If you want to use the other "Advance Spark Position Method", set the engine up the same way, but stop at the FIRE mark with number one cylinder on the compression stroke. Set up the mag by removing the outer cover and inspecting the rotor contact position with respect to the timing boss as shown in the method above. Make sure you rotate the mag in the direction opposite normal - CCW when looking at the impulse coupling - when you line up the rotor contact with the timing stud. You will not be able to line it up by rotating CW because the impluse coupling windup will stop the rotor contact before the stud and then snap it rapidly well past it. The mag should now couple right up to the engine as with the other method. You may find this way to be faster and easier. I just prefer the other one because I dislike removing either of the two mag covers unless I absolutely have to. The sealing on these covers is very important to keep moisture out of the mag. Because my B is outside year-round that sealing is especially important to me.

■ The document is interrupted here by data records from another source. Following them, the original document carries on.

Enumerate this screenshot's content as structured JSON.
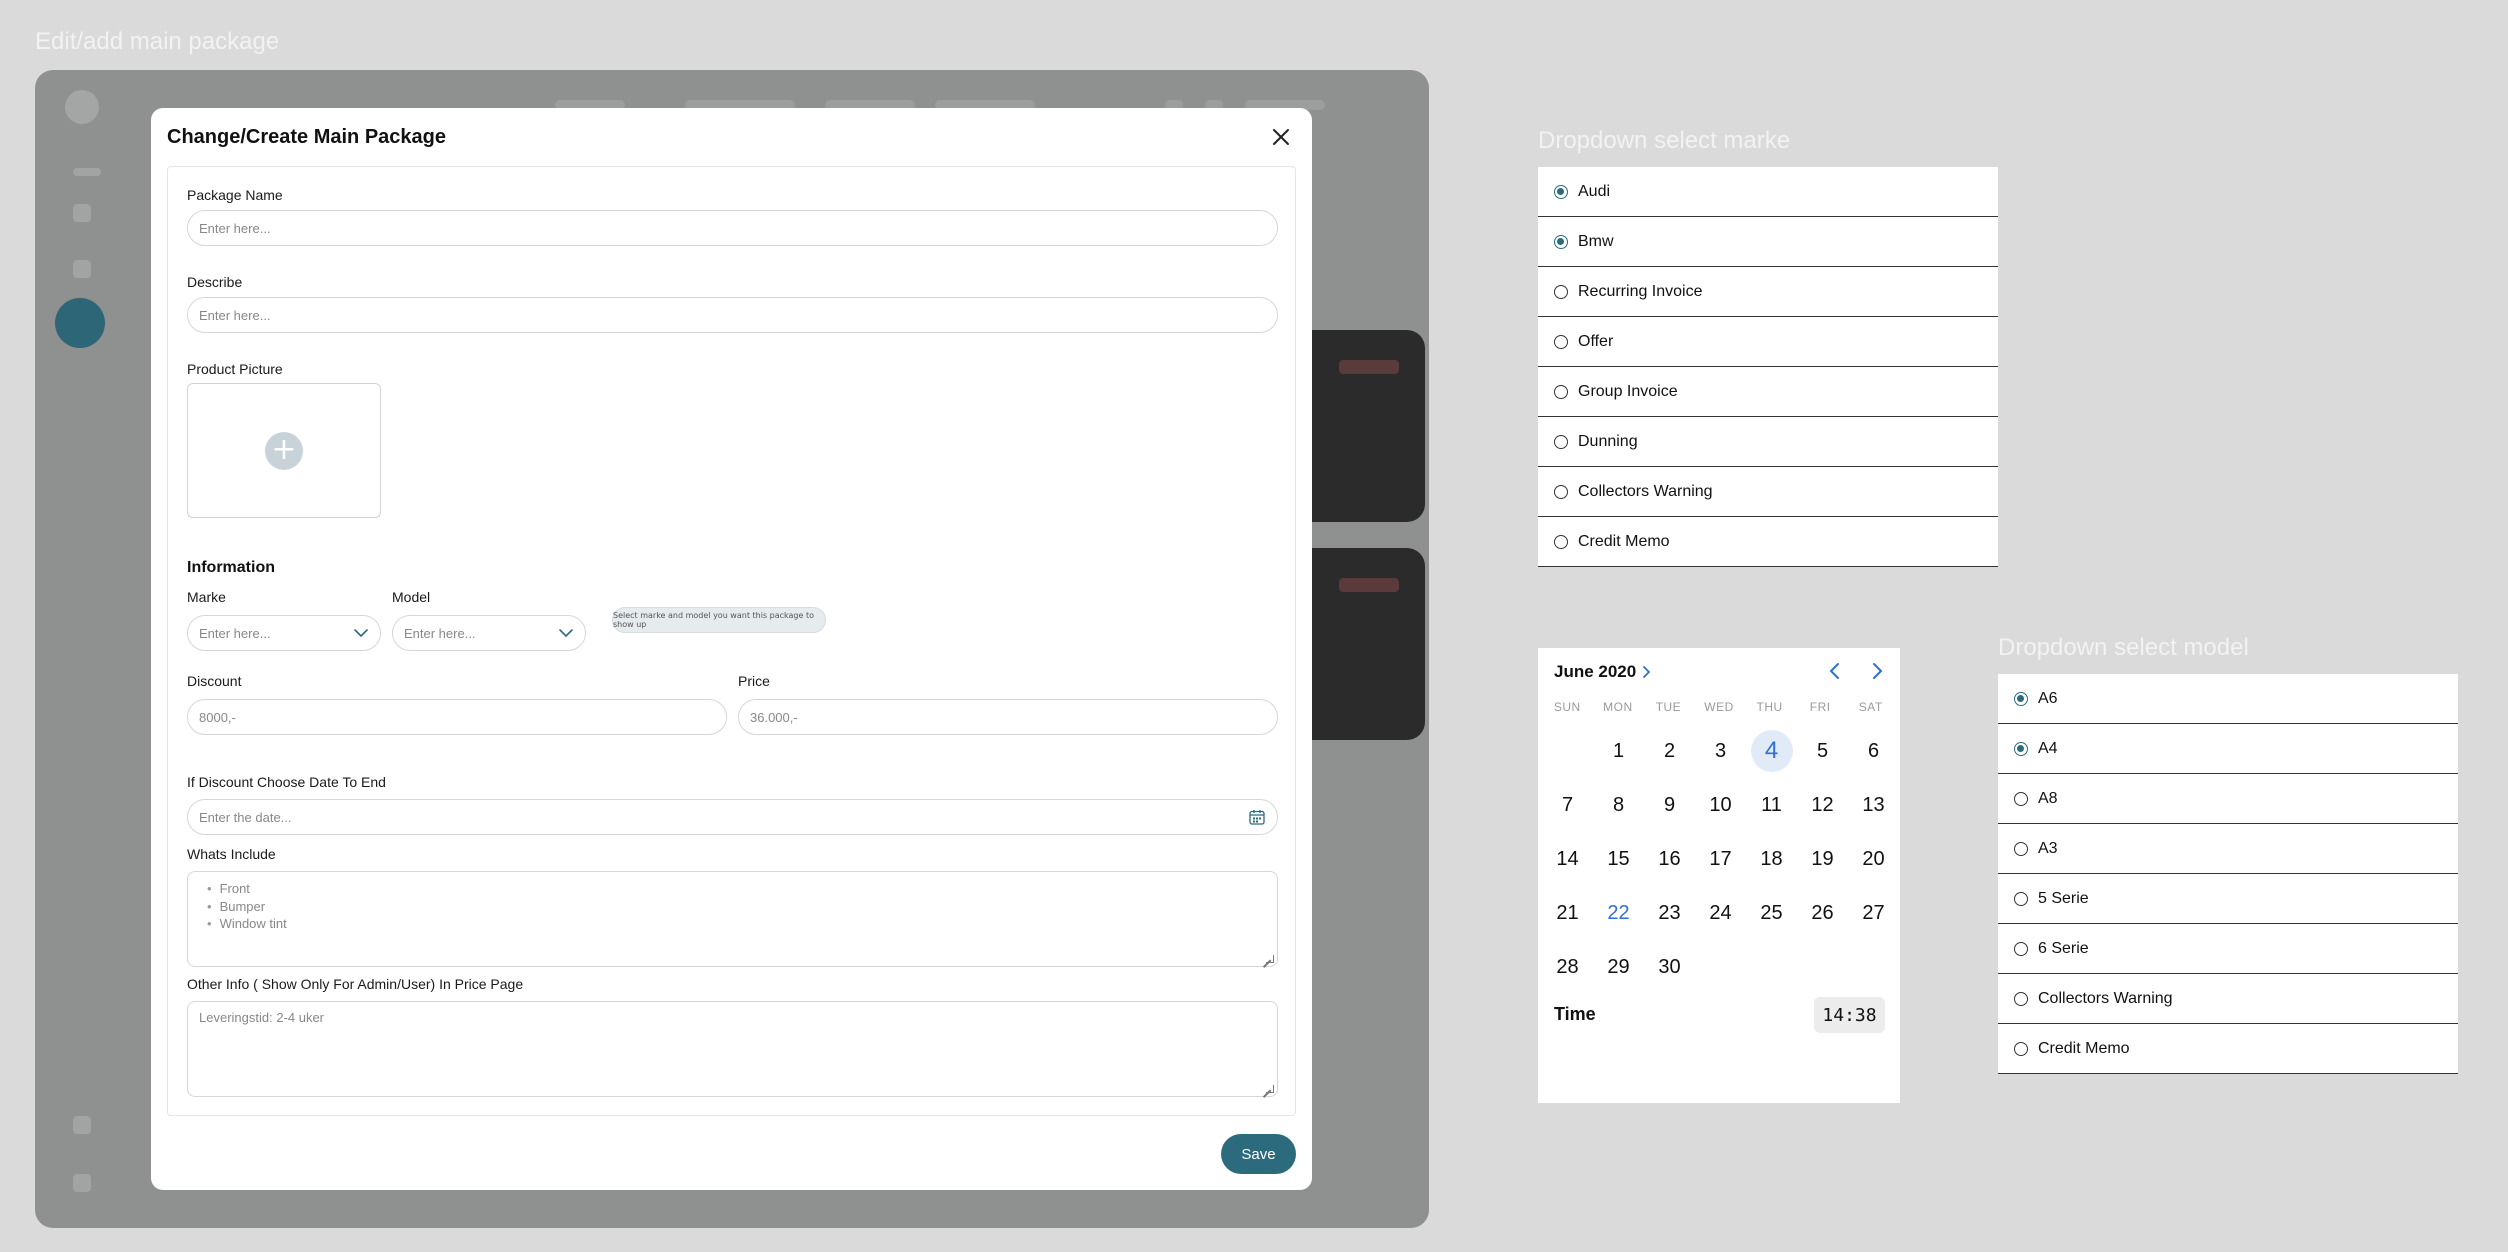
{
  "frames": {
    "edit_title": "Edit/add main package",
    "marke_title": "Dropdown select marke",
    "model_title": "Dropdown select model"
  },
  "modal": {
    "title": "Change/Create Main Package",
    "package_name_label": "Package Name",
    "package_name_placeholder": "Enter here...",
    "describe_label": "Describe",
    "describe_placeholder": "Enter here...",
    "product_picture_label": "Product Picture",
    "information_heading": "Information",
    "marke_label": "Marke",
    "marke_placeholder": "Enter here...",
    "model_label": "Model",
    "model_placeholder": "Enter here...",
    "hint": "Select marke and model you want this package to show up",
    "discount_label": "Discount",
    "discount_placeholder": "8000,-",
    "price_label": "Price",
    "price_placeholder": "36.000,-",
    "date_label": "If Discount Choose Date To End",
    "date_placeholder": "Enter the date...",
    "whats_include_label": "Whats Include",
    "whats_include_items": [
      "Front",
      "Bumper",
      "Window tint"
    ],
    "other_info_label": "Other Info ( Show Only For Admin/User) In Price Page",
    "other_info_placeholder": "Leveringstid: 2-4 uker",
    "save_label": "Save"
  },
  "marke_dropdown": {
    "items": [
      {
        "label": "Audi",
        "selected": true
      },
      {
        "label": "Bmw",
        "selected": true
      },
      {
        "label": "Recurring Invoice",
        "selected": false
      },
      {
        "label": "Offer",
        "selected": false
      },
      {
        "label": "Group Invoice",
        "selected": false
      },
      {
        "label": "Dunning",
        "selected": false
      },
      {
        "label": "Collectors Warning",
        "selected": false
      },
      {
        "label": "Credit Memo",
        "selected": false
      }
    ]
  },
  "model_dropdown": {
    "items": [
      {
        "label": "A6",
        "selected": true
      },
      {
        "label": "A4",
        "selected": true
      },
      {
        "label": "A8",
        "selected": false
      },
      {
        "label": "A3",
        "selected": false
      },
      {
        "label": "5 Serie",
        "selected": false
      },
      {
        "label": "6 Serie",
        "selected": false
      },
      {
        "label": "Collectors Warning",
        "selected": false
      },
      {
        "label": "Credit Memo",
        "selected": false
      }
    ]
  },
  "calendar": {
    "month": "June 2020",
    "weekdays": [
      "SUN",
      "MON",
      "TUE",
      "WED",
      "THU",
      "FRI",
      "SAT"
    ],
    "leading_blanks": 1,
    "days": [
      "1",
      "2",
      "3",
      "4",
      "5",
      "6",
      "7",
      "8",
      "9",
      "10",
      "11",
      "12",
      "13",
      "14",
      "15",
      "16",
      "17",
      "18",
      "19",
      "20",
      "21",
      "22",
      "23",
      "24",
      "25",
      "26",
      "27",
      "28",
      "29",
      "30"
    ],
    "selected_day": "4",
    "today_day": "22",
    "time_label": "Time",
    "time_value": "14:38"
  },
  "colors": {
    "accent": "#2b6b7d",
    "calendar_blue": "#2f6fd4",
    "backdrop": "#8f9190",
    "page_bg": "#dadada"
  }
}
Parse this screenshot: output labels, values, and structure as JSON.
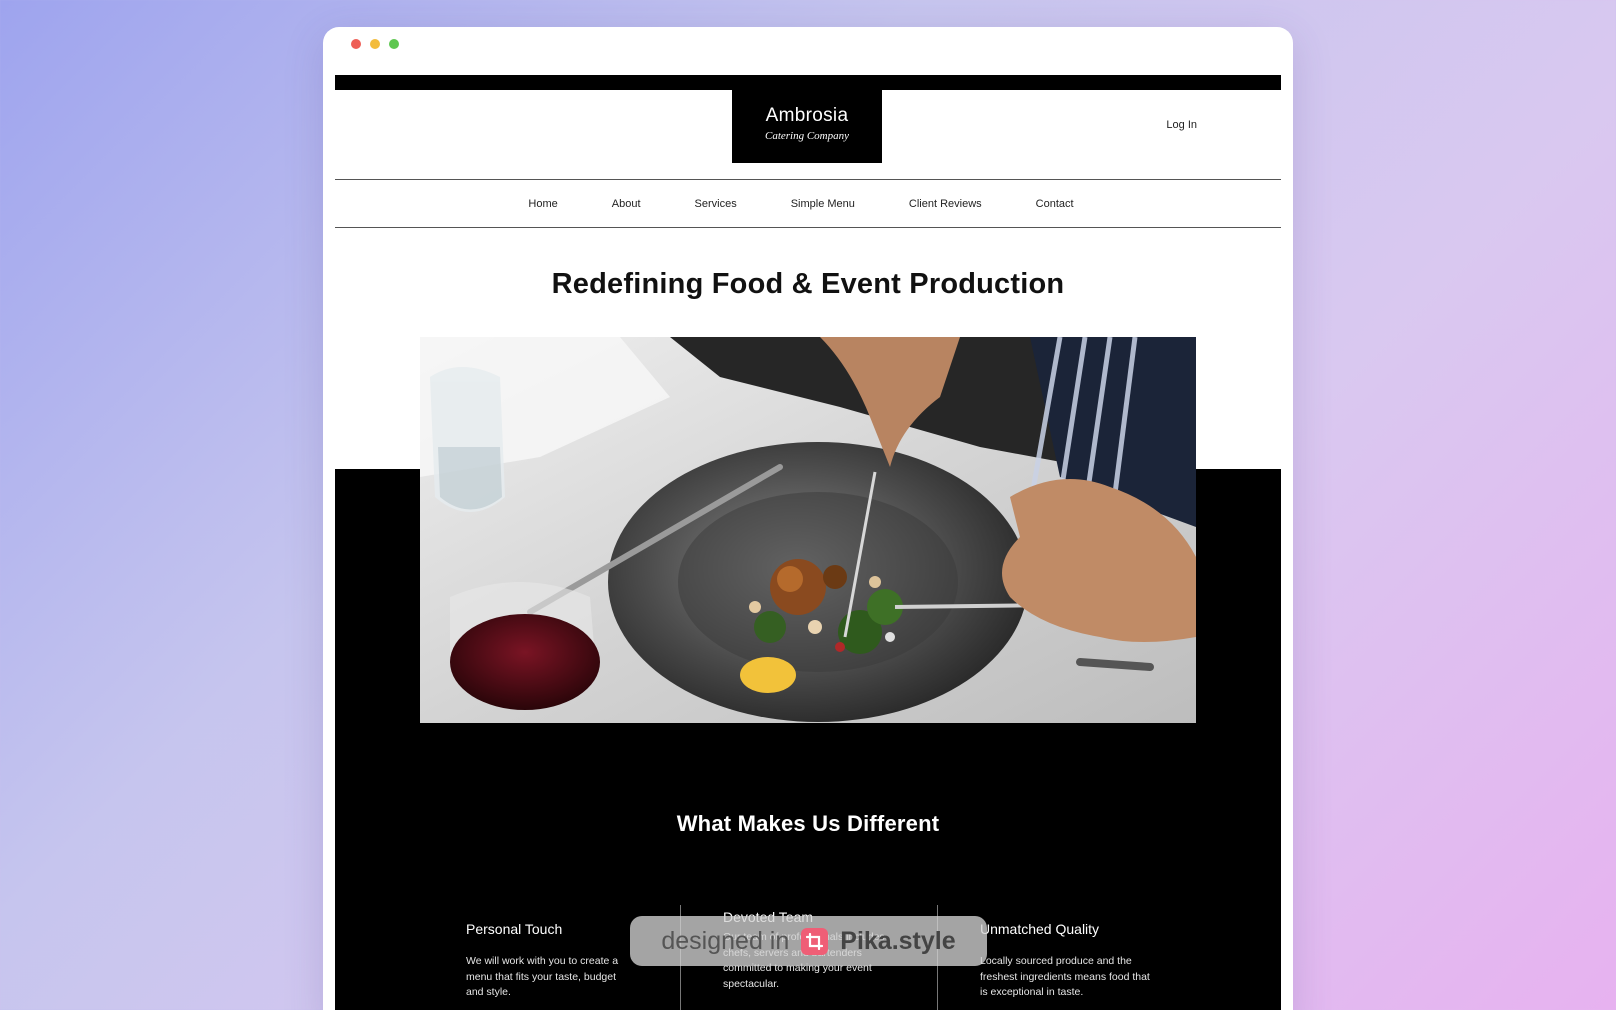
{
  "browser": {
    "controls": [
      "close",
      "minimize",
      "maximize"
    ]
  },
  "header": {
    "logo_name": "Ambrosia",
    "logo_tagline": "Catering Company",
    "login_label": "Log In"
  },
  "nav": {
    "items": [
      "Home",
      "About",
      "Services",
      "Simple Menu",
      "Client Reviews",
      "Contact"
    ]
  },
  "hero": {
    "title": "Redefining Food & Event Production"
  },
  "features": {
    "title": "What Makes Us Different",
    "items": [
      {
        "title": "Personal Touch",
        "text": "We will work with you to create a menu that fits your taste, budget and style."
      },
      {
        "title": "Devoted Team",
        "text": "Our team of professionals includes chefs, servers and bartenders committed to making your event spectacular."
      },
      {
        "title": "Unmatched Quality",
        "text": "Locally sourced produce and the freshest ingredients means food that is exceptional in taste."
      }
    ]
  },
  "watermark": {
    "prefix": "designed in",
    "brand": "Pika.style"
  },
  "colors": {
    "accent_black": "#000000",
    "background_gradient_start": "#9ea4ee",
    "background_gradient_end": "#e7b2f0",
    "watermark_icon": "#ef5e76"
  }
}
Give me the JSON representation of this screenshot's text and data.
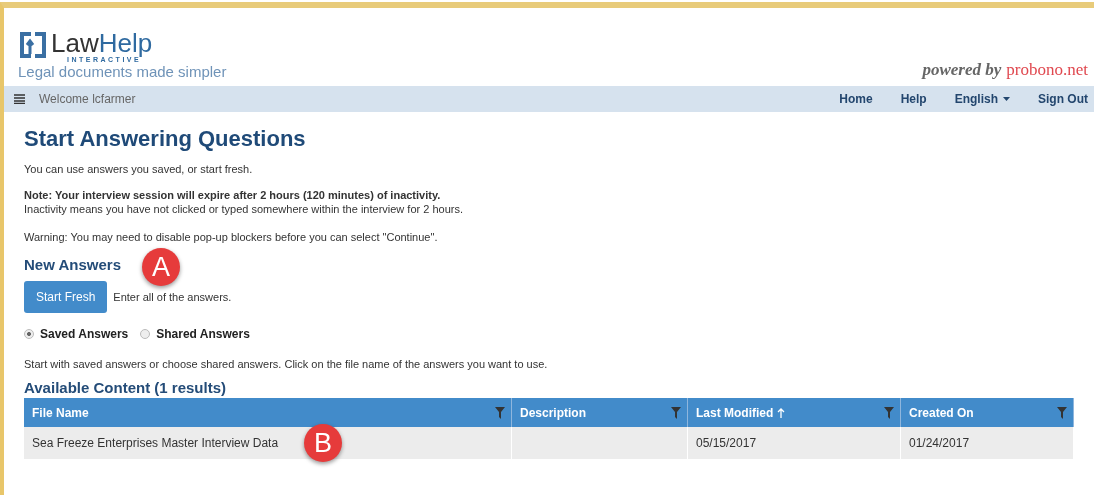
{
  "header": {
    "logo_word_1": "Law",
    "logo_word_2": "Help",
    "logo_sub": "INTERACTIVE",
    "tagline": "Legal documents made simpler",
    "powered_by": "powered by",
    "powered_brand": "probono.net"
  },
  "nav": {
    "welcome": "Welcome lcfarmer",
    "links": [
      {
        "label": "Home",
        "kind": "link"
      },
      {
        "label": "Help",
        "kind": "link"
      },
      {
        "label": "English",
        "kind": "dropdown"
      },
      {
        "label": "Sign Out",
        "kind": "link"
      }
    ]
  },
  "page": {
    "title": "Start Answering Questions",
    "intro": "You can use answers you saved, or start fresh.",
    "note": "Note: Your interview session will expire after 2 hours (120 minutes) of inactivity.",
    "note_detail": "Inactivity means you have not clicked or typed somewhere within the interview for 2 hours.",
    "warning": "Warning: You may need to disable pop-up blockers before you can select \"Continue\"."
  },
  "new_answers": {
    "heading": "New Answers",
    "button": "Start Fresh",
    "hint": "Enter all of the answers.",
    "callout": "A"
  },
  "answer_sources": [
    {
      "label": "Saved Answers",
      "selected": true
    },
    {
      "label": "Shared Answers",
      "selected": false
    }
  ],
  "instructions": "Start with saved answers or choose shared answers. Click on the file name of the answers you want to use.",
  "table": {
    "title": "Available Content (1 results)",
    "callout": "B",
    "columns": [
      {
        "label": "File Name",
        "sorted": false
      },
      {
        "label": "Description",
        "sorted": false
      },
      {
        "label": "Last Modified",
        "sorted": true
      },
      {
        "label": "Created On",
        "sorted": false
      }
    ],
    "rows": [
      [
        "Sea Freeze Enterprises Master Interview Data",
        "",
        "05/15/2017",
        "01/24/2017"
      ]
    ]
  }
}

For additional information on the FMJ magneto, see a cross-sectional view and parts list available here.
Recommended timing procedure if magneto internal gear marks are not visible:
Note: I have never actually performed this procedure myself but believe it will work fine for those who are unable to locate the magneto internal timing marks.
1. Set up the tractor with the "Fire" mark on the flywheel centered in the timing inspection opening when #1 piston is coming up on the compression stroke. The "Fire" mark is located 30 crank degrees before the "Center" mark at top dead center (TDC).
2. With both the large main and small rotor covers off the magneto, turn the impulse coupling backwards (CCW when looking at it) as needed, such that the coupling drive tangs mate up with the recesses in the governor drive when the magneto body is in the middle of its' timing adjustment range.
3. Leaving the small rotor cover off, rotate the rotor (and fiber gear) in the large main cover until the rotor contact lines up with the timing lug.
4. Carefully assemble the main cover to the magneto body without further movement of the rotor. A very minor adjustment may be necessary to get the gears to mesh - but it should be minimal.
5. Install the small rotor cover, attach the plug wires in the appropriate firing order and start the engine.
6. Timing can be checked using a timing light attached to the #1 cylinder ignition cable with the engine running. With this method, the "Fire" mark should be visible in the timing inspection opening during timing light strobes. It can also be checked statically by turning the engine over slowly by hand. With this method, the impulse coupling should snap and a spark occur at the #1 plug when that piston is at TDC on the compression stroke and the "Center" mark is visible in the timing inspection opening. In either of these methods of checking the ignition timing, a minor adjustment can be made, if necessary, by loosening the magneto attachment bolts and rotating the magneto body within the adjustment range. Rotating the top of the magneto out away from the engine block advances the spark. Rotating it in towards the block retards it.